Die DGZMK betont: Die Häufigkeit des Zuckerkonsums ist wichtiger als die Menge. Ein Stück Kuchen zum Mittagessen schadet weniger als Bonbons über den ganzen Tag verteilt.
Zahnfreundliche Lebensmittel
Hartkäse
Enthält Kalzium und Kasein, regt den Speichelfluss an, neutralisiert Säure. Der ideale Abschluss einer Mahlzeit.
Rohes Gemüse und Blattgrün
Karotten, Sellerie, Brokkoli erfordern intensives Kauen, was den Speichelfluss anregt. Speichel ist der natürliche Schmelzschutz.
Wasser und ungesüßter Tee
Wasser spült Speisereste weg und stabilisiert den pH-Wert. Grüner und schwarzer Tee enthalten Fluoride und Polyphenole.
Milchprodukte
Milch, Naturjoghurt, Quark. Liefern Kalzium und Phosphor für die Remineralisierung des Schmelzes.

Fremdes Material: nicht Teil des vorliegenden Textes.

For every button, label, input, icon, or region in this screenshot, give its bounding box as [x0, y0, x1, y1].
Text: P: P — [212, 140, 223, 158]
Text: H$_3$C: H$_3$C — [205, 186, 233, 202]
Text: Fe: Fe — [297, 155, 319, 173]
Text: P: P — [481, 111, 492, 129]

Was den Zähnen am meisten schadet
Zuckerhaltige Getränke
Cola, Limonade, Säfte, süßer Kaffee. Doppelter Angriff: Zucker für die Bakterien + Säure für den Schmelz. Ein Glas Limo über eine Stunde verteilt schadet mehr als es auf einmal zu trinken.
Klebrige Süßigkeiten
Karamell, Toffee, Trockenfrüchte, Müsliriegel. Haften an den Zähnen und sorgen für langen Zuckerkontakt mit dem Schmelz.
Die Drei-Pausen-Regel
Beschränken Sie sich auf 3 Hauptmahlzeiten + maximal 2 Snacks pro Tag. Dazwischen nur Wasser trinken. Jeder Snack bedeutet einen neuen 30-minütigen Säureangriff auf den Schmelz.